The Labour Ministry on Saturday introduced three new labour codes in the Lok Sabha. These three codes, along with the Code on Wages passed in 2019, are meant to consolidate all existing labour laws.
The three new labour codes include the Industrial Relations Code Bill, 2020, Code on Social Security Bill, 2020 and Occupational Safety, Health and Working Conditions Code Bill, 2020 and were introduced by BJP Labour Minister Santosh Gangwar amidst strong opposition.
Under the Industrial Relations Code Bill, 2020, companies with upto 300 workers will not require any government approval for arbitrary hiring and firing of workers. Under the current laws, this allowance is given only to companies with less than 100 workers.
The Standing Committee of Labour had made this recommendation earlier this year, citing the example of Rajasthan. The Committee had said that companies with up to 300 workers should be given the power to cut their workforce or shut down companies without government permission.
According to the Committee, doing this had led to an increase in employment and a decrease in retrenchment in the state.
Under this Code, companies with up to 300 workers will also no longer need to issue a standing order, i.e. rules of conduct for workmen employed in industrial establishments, Aanchal Magazine from the Indian Express reported.
The Code will also change the conditions for a legal strike, where no worker can go on strike without a 60-day notice and during the pendency of proceedings before a Tribunal or a National Industrial Tribunal, and sixty days after the conclusion of such proceedings.
Under the current laws, only workers in public utilities need to give notice at least 14 days before going on strike.
Even the Standing Committee of Labour had recommended against increasing this time period, or applying this mandate to workers in other industrial establishments.
The Code on Social Security, although being touted as a welcome change to improve the conditions of gig workers, will relax penal provisions for employers who violate labour laws, Moushumi Das Gupta of The Print reported.
Under this code, employers who fail to make contributions to Employees’ Provident Fund Organisation or Employees’ State Insurance Corporation, will no longer serve a jail term of three years, which will be reduced to two.

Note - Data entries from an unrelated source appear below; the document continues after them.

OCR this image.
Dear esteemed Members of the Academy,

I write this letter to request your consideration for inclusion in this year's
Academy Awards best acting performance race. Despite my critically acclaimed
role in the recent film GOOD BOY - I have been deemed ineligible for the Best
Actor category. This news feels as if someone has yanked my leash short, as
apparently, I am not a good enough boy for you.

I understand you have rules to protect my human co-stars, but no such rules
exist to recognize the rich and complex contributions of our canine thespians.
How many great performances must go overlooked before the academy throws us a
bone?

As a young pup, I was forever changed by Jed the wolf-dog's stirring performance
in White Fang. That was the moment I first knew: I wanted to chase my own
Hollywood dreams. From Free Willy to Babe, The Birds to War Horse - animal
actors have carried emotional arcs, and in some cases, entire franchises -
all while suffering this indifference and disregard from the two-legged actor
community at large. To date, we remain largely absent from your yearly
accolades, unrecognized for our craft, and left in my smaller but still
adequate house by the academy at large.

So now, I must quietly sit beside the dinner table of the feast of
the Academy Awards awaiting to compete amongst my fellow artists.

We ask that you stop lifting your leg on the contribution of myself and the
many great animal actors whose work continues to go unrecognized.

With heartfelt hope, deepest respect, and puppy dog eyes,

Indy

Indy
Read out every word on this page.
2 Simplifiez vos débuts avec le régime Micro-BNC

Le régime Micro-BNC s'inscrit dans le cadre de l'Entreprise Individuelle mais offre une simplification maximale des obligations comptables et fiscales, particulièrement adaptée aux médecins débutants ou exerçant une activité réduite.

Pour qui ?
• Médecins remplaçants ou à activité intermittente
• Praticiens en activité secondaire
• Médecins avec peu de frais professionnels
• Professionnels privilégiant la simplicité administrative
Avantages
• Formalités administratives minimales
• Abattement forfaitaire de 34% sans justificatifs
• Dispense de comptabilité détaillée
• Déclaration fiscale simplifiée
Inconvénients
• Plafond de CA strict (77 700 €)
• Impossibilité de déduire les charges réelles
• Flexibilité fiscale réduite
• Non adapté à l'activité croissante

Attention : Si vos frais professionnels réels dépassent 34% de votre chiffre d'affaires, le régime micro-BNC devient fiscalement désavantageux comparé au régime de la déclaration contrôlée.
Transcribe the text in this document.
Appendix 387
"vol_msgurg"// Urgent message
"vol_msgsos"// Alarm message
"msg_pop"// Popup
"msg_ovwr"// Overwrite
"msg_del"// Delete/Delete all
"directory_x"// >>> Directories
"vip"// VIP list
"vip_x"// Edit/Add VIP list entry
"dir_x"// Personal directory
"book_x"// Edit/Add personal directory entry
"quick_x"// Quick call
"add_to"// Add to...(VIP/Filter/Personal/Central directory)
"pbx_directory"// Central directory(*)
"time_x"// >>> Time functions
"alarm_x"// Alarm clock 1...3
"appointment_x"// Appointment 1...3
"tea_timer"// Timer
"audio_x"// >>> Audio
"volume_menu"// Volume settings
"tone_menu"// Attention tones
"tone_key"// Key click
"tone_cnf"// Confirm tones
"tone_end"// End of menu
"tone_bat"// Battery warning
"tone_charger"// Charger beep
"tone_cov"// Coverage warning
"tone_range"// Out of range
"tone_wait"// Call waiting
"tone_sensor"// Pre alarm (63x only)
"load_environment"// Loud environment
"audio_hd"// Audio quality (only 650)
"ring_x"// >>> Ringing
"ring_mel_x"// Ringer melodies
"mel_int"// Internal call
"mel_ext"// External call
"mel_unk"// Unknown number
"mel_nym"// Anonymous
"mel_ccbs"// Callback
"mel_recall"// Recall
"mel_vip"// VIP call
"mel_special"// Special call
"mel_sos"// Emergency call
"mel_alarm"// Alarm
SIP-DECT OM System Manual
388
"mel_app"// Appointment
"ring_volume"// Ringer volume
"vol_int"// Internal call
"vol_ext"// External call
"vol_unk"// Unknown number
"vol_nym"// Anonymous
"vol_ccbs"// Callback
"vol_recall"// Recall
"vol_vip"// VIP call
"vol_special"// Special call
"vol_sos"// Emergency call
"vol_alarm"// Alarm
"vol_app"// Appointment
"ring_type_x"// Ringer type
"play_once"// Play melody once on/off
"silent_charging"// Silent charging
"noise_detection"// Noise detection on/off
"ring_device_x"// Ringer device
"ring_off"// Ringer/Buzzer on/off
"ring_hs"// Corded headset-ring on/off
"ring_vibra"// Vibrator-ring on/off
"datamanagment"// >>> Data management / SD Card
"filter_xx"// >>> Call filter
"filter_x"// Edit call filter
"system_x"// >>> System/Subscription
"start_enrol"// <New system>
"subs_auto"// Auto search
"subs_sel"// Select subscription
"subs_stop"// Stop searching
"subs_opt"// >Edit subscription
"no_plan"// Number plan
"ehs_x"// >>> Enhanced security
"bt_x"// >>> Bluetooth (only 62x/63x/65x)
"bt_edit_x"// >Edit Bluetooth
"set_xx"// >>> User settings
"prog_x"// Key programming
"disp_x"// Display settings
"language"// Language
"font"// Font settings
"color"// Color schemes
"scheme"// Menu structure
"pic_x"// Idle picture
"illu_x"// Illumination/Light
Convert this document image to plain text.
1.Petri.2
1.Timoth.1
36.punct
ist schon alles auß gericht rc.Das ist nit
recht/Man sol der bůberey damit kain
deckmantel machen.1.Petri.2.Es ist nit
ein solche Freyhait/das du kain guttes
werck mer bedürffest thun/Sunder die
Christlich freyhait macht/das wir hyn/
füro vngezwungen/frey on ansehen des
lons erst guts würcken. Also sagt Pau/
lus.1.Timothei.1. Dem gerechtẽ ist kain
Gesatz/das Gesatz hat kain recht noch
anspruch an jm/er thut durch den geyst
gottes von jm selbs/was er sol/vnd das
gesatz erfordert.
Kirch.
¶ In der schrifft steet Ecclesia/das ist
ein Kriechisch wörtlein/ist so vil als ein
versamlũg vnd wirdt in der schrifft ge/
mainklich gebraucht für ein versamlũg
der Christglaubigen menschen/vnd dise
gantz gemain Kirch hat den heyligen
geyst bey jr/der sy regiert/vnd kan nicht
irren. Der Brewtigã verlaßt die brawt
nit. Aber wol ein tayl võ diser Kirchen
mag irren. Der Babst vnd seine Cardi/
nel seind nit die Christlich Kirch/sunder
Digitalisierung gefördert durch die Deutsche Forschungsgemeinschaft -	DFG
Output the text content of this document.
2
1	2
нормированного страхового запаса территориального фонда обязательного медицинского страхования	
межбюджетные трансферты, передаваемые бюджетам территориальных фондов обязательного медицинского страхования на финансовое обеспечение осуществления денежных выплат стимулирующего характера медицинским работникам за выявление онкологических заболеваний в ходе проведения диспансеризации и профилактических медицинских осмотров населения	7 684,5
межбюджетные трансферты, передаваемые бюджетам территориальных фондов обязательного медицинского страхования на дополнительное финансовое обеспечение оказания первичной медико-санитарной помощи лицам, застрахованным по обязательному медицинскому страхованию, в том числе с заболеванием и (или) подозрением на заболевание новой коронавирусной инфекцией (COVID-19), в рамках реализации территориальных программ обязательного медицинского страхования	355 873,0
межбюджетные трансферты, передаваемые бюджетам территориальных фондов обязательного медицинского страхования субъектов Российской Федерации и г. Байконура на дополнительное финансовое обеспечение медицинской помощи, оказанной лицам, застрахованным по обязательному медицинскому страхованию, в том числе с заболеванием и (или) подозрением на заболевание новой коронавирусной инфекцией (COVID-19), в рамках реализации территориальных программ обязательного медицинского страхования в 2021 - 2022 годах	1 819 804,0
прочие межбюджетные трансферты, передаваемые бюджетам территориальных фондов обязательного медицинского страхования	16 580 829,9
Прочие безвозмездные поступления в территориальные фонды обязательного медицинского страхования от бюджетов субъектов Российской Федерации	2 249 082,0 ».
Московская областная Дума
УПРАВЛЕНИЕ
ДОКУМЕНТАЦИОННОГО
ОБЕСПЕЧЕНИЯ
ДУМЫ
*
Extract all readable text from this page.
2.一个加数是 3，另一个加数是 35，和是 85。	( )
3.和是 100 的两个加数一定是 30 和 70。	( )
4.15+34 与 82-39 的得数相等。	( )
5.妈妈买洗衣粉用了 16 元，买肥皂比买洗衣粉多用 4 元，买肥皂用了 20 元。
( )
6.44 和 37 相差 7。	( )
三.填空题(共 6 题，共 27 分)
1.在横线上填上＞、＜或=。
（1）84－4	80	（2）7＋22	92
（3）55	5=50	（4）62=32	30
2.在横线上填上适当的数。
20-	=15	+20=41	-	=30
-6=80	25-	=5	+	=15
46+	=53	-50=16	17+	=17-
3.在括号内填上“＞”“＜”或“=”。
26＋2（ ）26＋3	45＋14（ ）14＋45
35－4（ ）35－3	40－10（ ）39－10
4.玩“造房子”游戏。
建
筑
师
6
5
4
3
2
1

Employers who reduce wages/benefits admissible to an employee, or deduct wages of an employee, etc, will no longer face imprisonment, but only a fine of Rs 50,000.
Employers who commit repeat offenses such as failing to make contributions to provident funds and insurance, not paying maternity benefit and gratuity, etc, will no longer face imprisonment for five years, which will be reduced to three.
The Occupational Safety, Health, and Working Conditions Code has scrapped the earlier provision for temporary accommodation of workers near worksites, instead of introducing a lump sum as a travel allowance.
Under this code, limits on hours of work will no longer be mandated to be eight hours. Instead, State governments may notify a new limit to hours of work.
Even under the current laws, it is easy for employers to exploit workers who are not aware of their rights or do not have the resources to take legal action against their employers. Now, workers will find it next to impossible to strike for their rights legally while employers will have the legal freedom to exploit. For instance, in the case of arbitrary retrenchment, how can workers wait for 60 days before striking? Many will simply be forced to look for other sources of earning a livelihood.
What all of the three new labour codes reveal is a move towards reducing regulation and increasing flexibility for employers, and a dilution of workers rights that is whitewashed as ‘ease of doing business’. The supposed simplification of laws into four codes is an attempt to remove or modify the various protections that ensure the basic rights of workers to employment security, safety, social security, and the right to protest.